Sunday, January 9, 2011

The New York Times Disses the School of the Americas Protest (Polemic) by Alison Ross


The November 2010 School of Americas (SOA Watch) protest was the 11th or so I have attended. As always, it was a spiritually energizing event that left me at turns numb and euphoric. It is both a draining and affirming experience, with its solemn ceremony honoring the dead and its vibrant puppetista pageant that begins menacingly and ends triumphantly, hope/imagination/resistance joyfully decimating the ominous cerebrus of corporate/government/military dominance.

The protest also features indigenous and folk music, feisty activist speakers, and fiery spoken word poetry, all presented in artistic fashion. The protest is an invigorating fusion of ebullient creativity and meditative spirituality, in dynamic defiance of the ferocious bloodlust fantasies propagated by the United States and Latin American militaries.

Yet you wouldn't know that the protest is such an ecstatic, multi-dimensional experience if you are a passive consumer of the New York Times (is there any other kind of NYT reader?). The NYT seems to think that such sacred celebrations of humanity are there for the entertainment of journalists. The NYT chose to report on the shallow facts of waning attendance at the protest rather than the staggering substance of it.

It is true that the SOA protest attendance has reached a plateau, but it's salient to note that since 1993, it actually GREW exponentially, from tens to hundreds, to thousands. Yet the NYT obsesses over the fact that attendance has dwindled since its peak, from around 17,000 at one point during the Bush years to below 10,000 more recently.

There are concrete reasons for the diminishing attendance - religious groups in other parts of the country are not being funded as they were in the past in order to make the trip possible, the media is not covering Latin American issues as it used to, and many liberal protest types are afflicted with an Obama-induced complacency.

During the Bush years, protestors came as a show of solidarity against ALL injustice, while Democrats enjoy the pernicious illusion of "all is well when we're in charge."

What an angering angle the NYT chose to focus on, then, when they could have actually done their jobs as journalists and emphasized the tyrannical truth about the SOA and urged greater partaking in the annual festivities of transcendent indignation.

I mean, here you have a tenacious group of human rights activists clamoring in peaceful and jubilant fashion to close down a death chamber, and all the NYT can say in meager response is, "The SOA protest really used to be something."

What a crock of crap.
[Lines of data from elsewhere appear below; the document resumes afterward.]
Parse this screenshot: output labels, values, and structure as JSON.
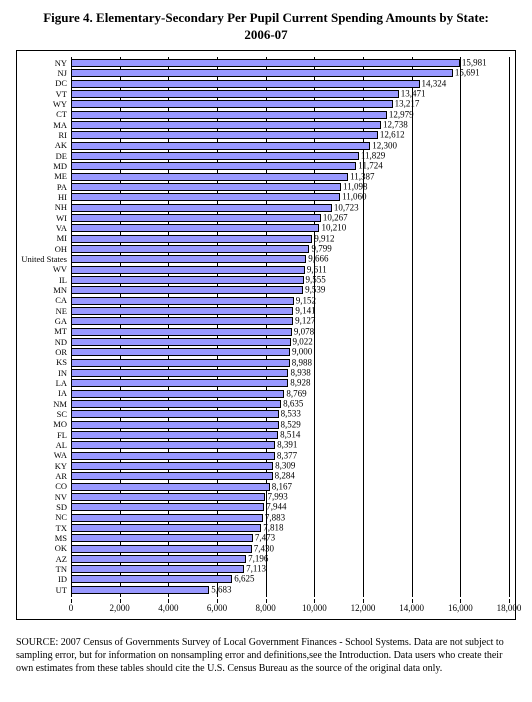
{
  "title_line1": "Figure 4. Elementary-Secondary Per Pupil Current Spending Amounts by State:",
  "title_line2": "2006-07",
  "chart": {
    "type": "bar-horizontal",
    "xlim": [
      0,
      18000
    ],
    "xtick_step": 2000,
    "xticks": [
      "0",
      "2,000",
      "4,000",
      "6,000",
      "8,000",
      "10,000",
      "12,000",
      "14,000",
      "16,000",
      "18,000"
    ],
    "bar_color": "#9999ff",
    "bar_border": "#000000",
    "grid_color": "#000000",
    "background": "#ffffff",
    "label_fontsize": 9,
    "rows": [
      {
        "state": "NY",
        "value": 15981,
        "label": "15,981"
      },
      {
        "state": "NJ",
        "value": 15691,
        "label": "15,691"
      },
      {
        "state": "DC",
        "value": 14324,
        "label": "14,324"
      },
      {
        "state": "VT",
        "value": 13471,
        "label": "13,471"
      },
      {
        "state": "WY",
        "value": 13217,
        "label": "13,217"
      },
      {
        "state": "CT",
        "value": 12979,
        "label": "12,979"
      },
      {
        "state": "MA",
        "value": 12738,
        "label": "12,738"
      },
      {
        "state": "RI",
        "value": 12612,
        "label": "12,612"
      },
      {
        "state": "AK",
        "value": 12300,
        "label": "12,300"
      },
      {
        "state": "DE",
        "value": 11829,
        "label": "11,829"
      },
      {
        "state": "MD",
        "value": 11724,
        "label": "11,724"
      },
      {
        "state": "ME",
        "value": 11387,
        "label": "11,387"
      },
      {
        "state": "PA",
        "value": 11098,
        "label": "11,098"
      },
      {
        "state": "HI",
        "value": 11060,
        "label": "11,060"
      },
      {
        "state": "NH",
        "value": 10723,
        "label": "10,723"
      },
      {
        "state": "WI",
        "value": 10267,
        "label": "10,267"
      },
      {
        "state": "VA",
        "value": 10210,
        "label": "10,210"
      },
      {
        "state": "MI",
        "value": 9912,
        "label": "9,912"
      },
      {
        "state": "OH",
        "value": 9799,
        "label": "9,799"
      },
      {
        "state": "United States",
        "value": 9666,
        "label": "9,666"
      },
      {
        "state": "WV",
        "value": 9611,
        "label": "9,611"
      },
      {
        "state": "IL",
        "value": 9555,
        "label": "9,555"
      },
      {
        "state": "MN",
        "value": 9539,
        "label": "9,539"
      },
      {
        "state": "CA",
        "value": 9152,
        "label": "9,152"
      },
      {
        "state": "NE",
        "value": 9141,
        "label": "9,141"
      },
      {
        "state": "GA",
        "value": 9127,
        "label": "9,127"
      },
      {
        "state": "MT",
        "value": 9078,
        "label": "9,078"
      },
      {
        "state": "ND",
        "value": 9022,
        "label": "9,022"
      },
      {
        "state": "OR",
        "value": 9000,
        "label": "9,000"
      },
      {
        "state": "KS",
        "value": 8988,
        "label": "8,988"
      },
      {
        "state": "IN",
        "value": 8938,
        "label": "8,938"
      },
      {
        "state": "LA",
        "value": 8928,
        "label": "8,928"
      },
      {
        "state": "IA",
        "value": 8769,
        "label": "8,769"
      },
      {
        "state": "NM",
        "value": 8635,
        "label": "8,635"
      },
      {
        "state": "SC",
        "value": 8533,
        "label": "8,533"
      },
      {
        "state": "MO",
        "value": 8529,
        "label": "8,529"
      },
      {
        "state": "FL",
        "value": 8514,
        "label": "8,514"
      },
      {
        "state": "AL",
        "value": 8391,
        "label": "8,391"
      },
      {
        "state": "WA",
        "value": 8377,
        "label": "8,377"
      },
      {
        "state": "KY",
        "value": 8309,
        "label": "8,309"
      },
      {
        "state": "AR",
        "value": 8284,
        "label": "8,284"
      },
      {
        "state": "CO",
        "value": 8167,
        "label": "8,167"
      },
      {
        "state": "NV",
        "value": 7993,
        "label": "7,993"
      },
      {
        "state": "SD",
        "value": 7944,
        "label": "7,944"
      },
      {
        "state": "NC",
        "value": 7883,
        "label": "7,883"
      },
      {
        "state": "TX",
        "value": 7818,
        "label": "7,818"
      },
      {
        "state": "MS",
        "value": 7473,
        "label": "7,473"
      },
      {
        "state": "OK",
        "value": 7430,
        "label": "7,430"
      },
      {
        "state": "AZ",
        "value": 7196,
        "label": "7,196"
      },
      {
        "state": "TN",
        "value": 7113,
        "label": "7,113"
      },
      {
        "state": "ID",
        "value": 6625,
        "label": "6,625"
      },
      {
        "state": "UT",
        "value": 5683,
        "label": "5,683"
      }
    ]
  },
  "footnote": "SOURCE: 2007 Census of Governments Survey of Local Government Finances - School Systems.  Data are not subject to sampling error, but for information on nonsampling error and definitions,see the Introduction.  Data users who create their own estimates from these tables should cite the U.S. Census Bureau as the source of the original data only."
}
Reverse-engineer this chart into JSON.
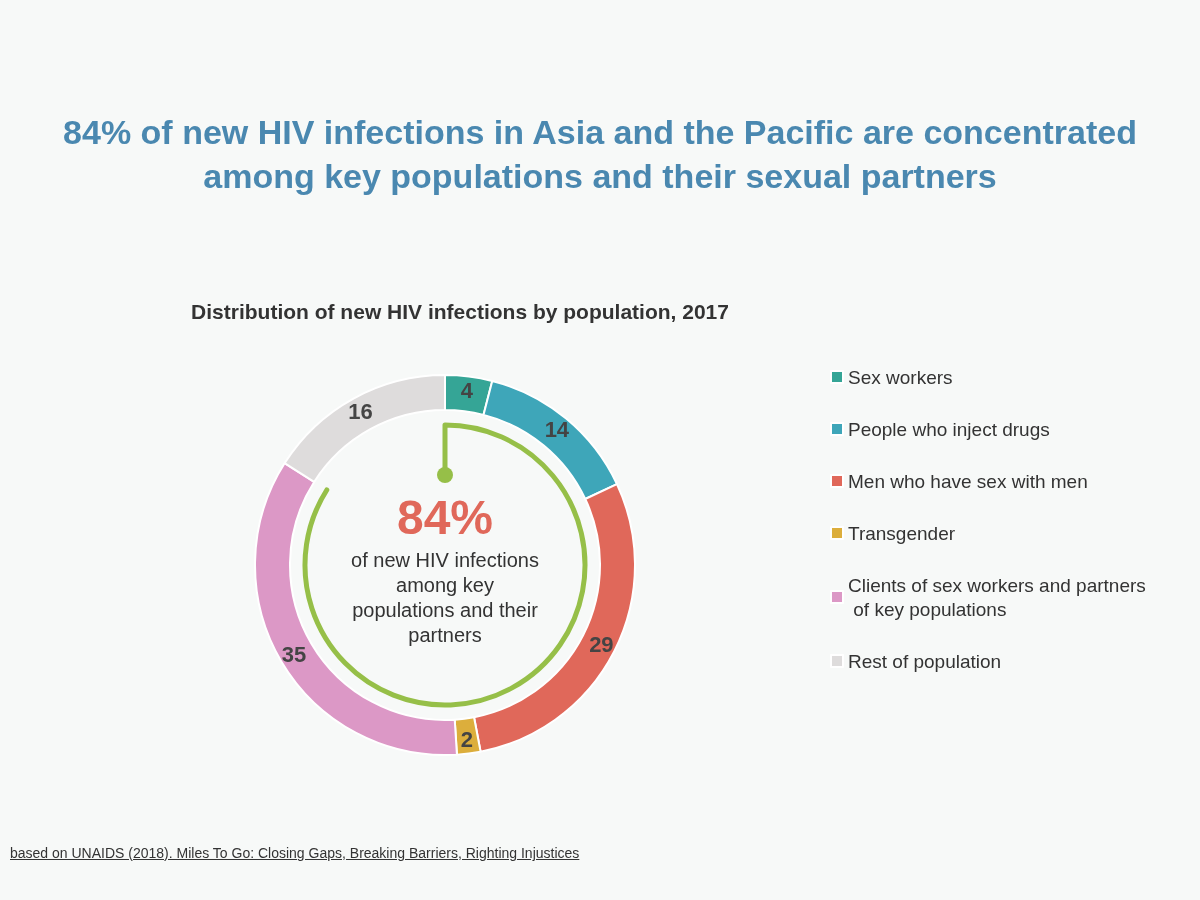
{
  "chart_data": {
    "type": "donut",
    "title": "84% of new HIV infections in Asia and the Pacific are concentrated among key populations and their sexual partners",
    "subtitle": "Distribution of new HIV infections by population, 2017",
    "categories": [
      "Sex workers",
      "People who inject drugs",
      "Men who have sex with men",
      "Transgender",
      "Clients of sex workers and partners of key populations",
      "Rest of population"
    ],
    "values": [
      4,
      14,
      29,
      2,
      35,
      16
    ],
    "colors": [
      "#35a596",
      "#3ea6b9",
      "#e0685a",
      "#dcae3c",
      "#dc98c6",
      "#dedcdc"
    ],
    "data_labels": true,
    "legend": "right",
    "annotations": [
      "84%",
      "of new HIV infections among key populations and their partners",
      "based on UNAIDS (2018). Miles To Go: Closing Gaps, Breaking Barriers, Righting Injustices"
    ]
  }
}
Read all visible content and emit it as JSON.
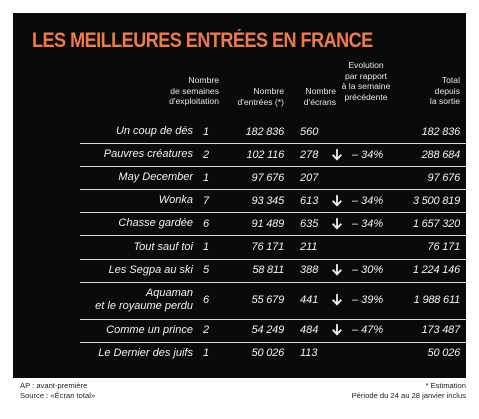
{
  "title": "LES MEILLEURES ENTRÉES EN FRANCE",
  "headers": {
    "weeks": [
      "Nombre",
      "de semaines",
      "d'exploitation"
    ],
    "entries": [
      "Nombre",
      "d'entrées (*)"
    ],
    "screens": [
      "Nombre",
      "d'écrans"
    ],
    "evolution": [
      "Evolution",
      "par rapport",
      "à la semaine",
      "précédente"
    ],
    "total": [
      "Total",
      "depuis",
      "la sortie"
    ]
  },
  "rows": [
    {
      "title": [
        "Un coup de dés"
      ],
      "weeks": "1",
      "entries": "182 836",
      "screens": "560",
      "down": false,
      "evolution": "",
      "total": "182 836"
    },
    {
      "title": [
        "Pauvres créatures"
      ],
      "weeks": "2",
      "entries": "102 116",
      "screens": "278",
      "down": true,
      "evolution": "– 34%",
      "total": "288 684"
    },
    {
      "title": [
        "May December"
      ],
      "weeks": "1",
      "entries": "97 676",
      "screens": "207",
      "down": false,
      "evolution": "",
      "total": "97 676"
    },
    {
      "title": [
        "Wonka"
      ],
      "weeks": "7",
      "entries": "93 345",
      "screens": "613",
      "down": true,
      "evolution": "– 34%",
      "total": "3 500 819"
    },
    {
      "title": [
        "Chasse gardée"
      ],
      "weeks": "6",
      "entries": "91 489",
      "screens": "635",
      "down": true,
      "evolution": "– 34%",
      "total": "1 657 320"
    },
    {
      "title": [
        "Tout sauf toi"
      ],
      "weeks": "1",
      "entries": "76 171",
      "screens": "211",
      "down": false,
      "evolution": "",
      "total": "76 171"
    },
    {
      "title": [
        "Les Segpa au ski"
      ],
      "weeks": "5",
      "entries": "58 811",
      "screens": "388",
      "down": true,
      "evolution": "– 30%",
      "total": "1 224 146"
    },
    {
      "title": [
        "Aquaman",
        "et le royaume perdu"
      ],
      "weeks": "6",
      "entries": "55 679",
      "screens": "441",
      "down": true,
      "evolution": "– 39%",
      "total": "1 988 611"
    },
    {
      "title": [
        "Comme un prince"
      ],
      "weeks": "2",
      "entries": "54 249",
      "screens": "484",
      "down": true,
      "evolution": "– 47%",
      "total": "173 487"
    },
    {
      "title": [
        "Le Dernier des juifs"
      ],
      "weeks": "1",
      "entries": "50 026",
      "screens": "113",
      "down": false,
      "evolution": "",
      "total": "50 026"
    }
  ],
  "footer": {
    "left": [
      "AP : avant-première",
      "Source : «Écran total»"
    ],
    "right": [
      "* Estimation",
      "Période du 24 au 28 janvier inclus"
    ]
  },
  "colors": {
    "title": "#f07a49",
    "background": "#0a0a0a",
    "text": "#f2f2f2"
  },
  "icons": {
    "trend": "arrow-down-icon"
  }
}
The SOA protestors are defending YOUR human rights, and instead of bowing gratefully to them and righteously joining their ranks, you admonish their celebration.
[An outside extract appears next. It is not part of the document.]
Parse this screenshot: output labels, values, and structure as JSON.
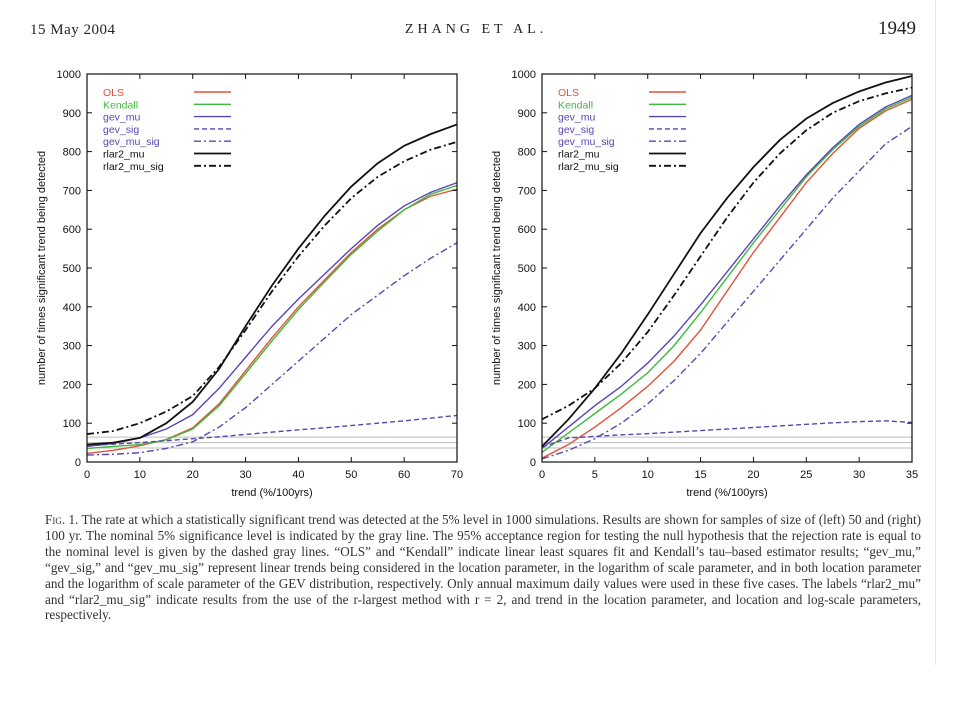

Pretty pathetic - but then, that's mainstream journalism for you.

Shame on you, NYT.

Unpublished Letter to the Editor:

Dear Editor:

Your School of the Americas article was deplorable. Your focus was bereft of substance. I'll clue you in to that substance: the fact that the protest has grown from tens to hundreds to thousands; that it draws a lively intergenerational mix of religious and secular groups from all over the continent to vigorously oppose atrocious human rights violations.
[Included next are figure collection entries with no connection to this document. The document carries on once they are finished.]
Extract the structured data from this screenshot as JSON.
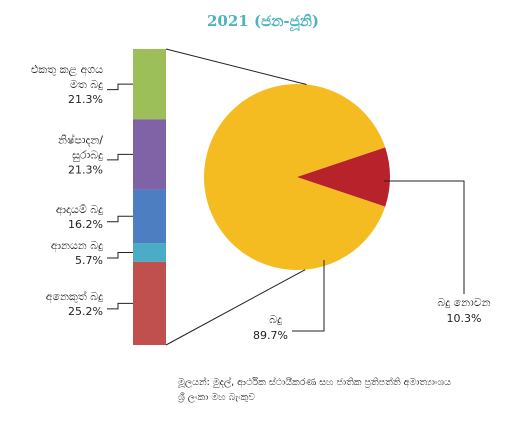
{
  "chart_data": {
    "type": "pie",
    "title": "2021 (ජන-ජූනි)",
    "pie": {
      "slices": [
        {
          "name": "බදු",
          "value": 89.7,
          "label": "89.7%",
          "color": "#f5bc22"
        },
        {
          "name": "බදු නොවන",
          "value": 10.3,
          "label": "10.3%",
          "color": "#b8222b"
        }
      ]
    },
    "breakdown": {
      "of": "බදු",
      "segments": [
        {
          "name_lines": [
            "එකතු කළ අගය",
            "මත බදු"
          ],
          "value": 21.3,
          "label": "21.3%",
          "color": "#9dbf59"
        },
        {
          "name_lines": [
            "නිෂ්පාදන/",
            "සුරාබදු"
          ],
          "value": 21.3,
          "label": "21.3%",
          "color": "#8063a6"
        },
        {
          "name_lines": [
            "ආදායම් බදු"
          ],
          "value": 16.2,
          "label": "16.2%",
          "color": "#4e7ec2"
        },
        {
          "name_lines": [
            "ආනයන බදු"
          ],
          "value": 5.7,
          "label": "5.7%",
          "color": "#4bacc6"
        },
        {
          "name_lines": [
            "අනෙකුත් බදු"
          ],
          "value": 25.2,
          "label": "25.2%",
          "color": "#c0504d"
        }
      ]
    },
    "source_lines": [
      "මූලයන්: මුදල්, ආර්ථික ස්ථායීකරණ සහ ජාතික ප්‍රතිපත්ති අමාත්‍යාංශය",
      "ශ්‍රී ලංකා මහ බැංකුව"
    ]
  }
}
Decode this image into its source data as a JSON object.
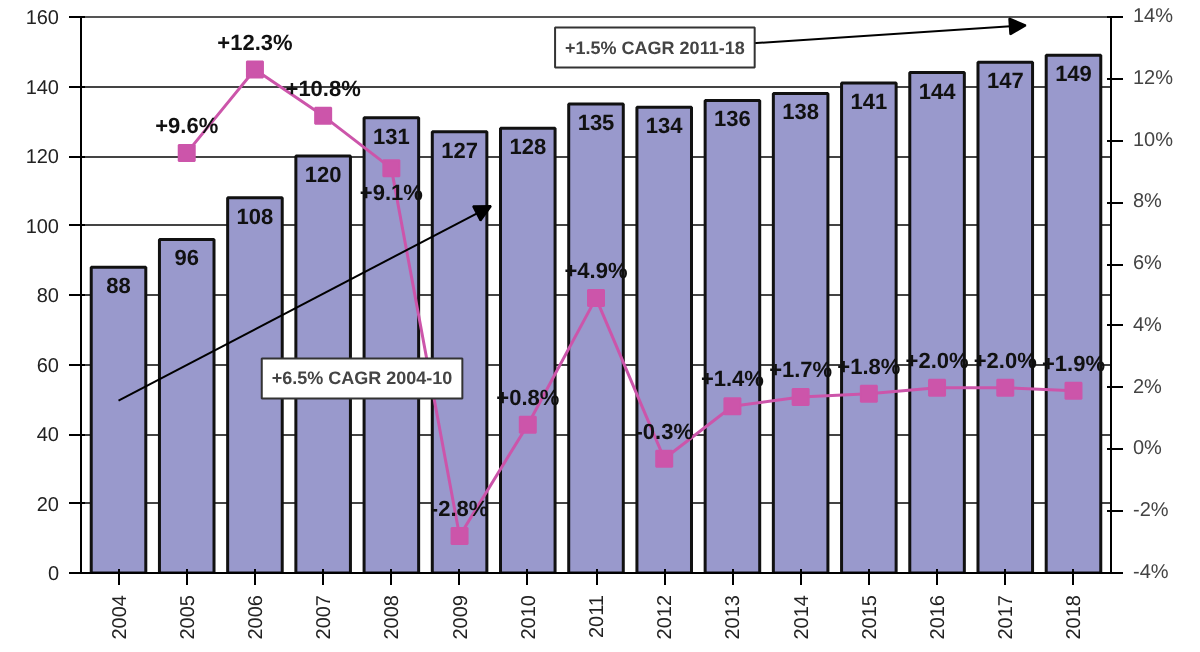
{
  "chart_data": {
    "type": "bar",
    "categories": [
      "2004",
      "2005",
      "2006",
      "2007",
      "2008",
      "2009",
      "2010",
      "2011",
      "2012",
      "2013",
      "2014",
      "2015",
      "2016",
      "2017",
      "2018"
    ],
    "series": [
      {
        "color": "#9999cc",
        "values": [
          88,
          96,
          108,
          120,
          131,
          127,
          128,
          135,
          134,
          136,
          138,
          141,
          144,
          147,
          149
        ],
        "data_labels": true
      },
      {
        "type": "line",
        "axis": "y2",
        "color": "#cc55aa",
        "marker": "square",
        "line_style": "solid",
        "values": [
          null,
          9.6,
          12.3,
          10.8,
          9.1,
          -2.8,
          0.8,
          4.9,
          -0.3,
          1.4,
          1.7,
          1.8,
          2.0,
          2.0,
          1.9
        ],
        "value_labels": [
          null,
          "+9.6%",
          "+12.3%",
          "+10.8%",
          "+9.1%",
          "-2.8%",
          "+0.8%",
          "+4.9%",
          "-0.3%",
          "+1.4%",
          "+1.7%",
          "+1.8%",
          "+2.0%",
          "+2.0%",
          "+1.9%"
        ]
      }
    ],
    "ylim": [
      0,
      160
    ],
    "yticks": [
      0,
      20,
      40,
      60,
      80,
      100,
      120,
      140,
      160
    ],
    "y2lim": [
      -4,
      14
    ],
    "y2ticks": [
      {
        "value": -4,
        "label": "-4%"
      },
      {
        "value": -2,
        "label": "-2%"
      },
      {
        "value": 0,
        "label": "0%"
      },
      {
        "value": 2,
        "label": "2%"
      },
      {
        "value": 4,
        "label": "4%"
      },
      {
        "value": 6,
        "label": "6%"
      },
      {
        "value": 8,
        "label": "8%"
      },
      {
        "value": 10,
        "label": "10%"
      },
      {
        "value": 12,
        "label": "12%"
      },
      {
        "value": 14,
        "label": "14%"
      }
    ],
    "grid": "y",
    "annotations": [
      "+6.5% CAGR 2004-10",
      "+1.5% CAGR 2011-18"
    ]
  }
}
The protest is a well-organized merging of spirituality and art. This year's was the most moving in my 11 years of attendance.

The protest is still a MASSIVE surge of people creatively and peacefully demanding justice. But did you bother to send more than a token photographer to boost the “dwindling” attendance? Are you aware that flagging interest in such protests is largely due to a lapdog media?

The SOA protest is not Hollywoodized for the somnambulant masses. It is deep and dynamic. Your article failed to capture that.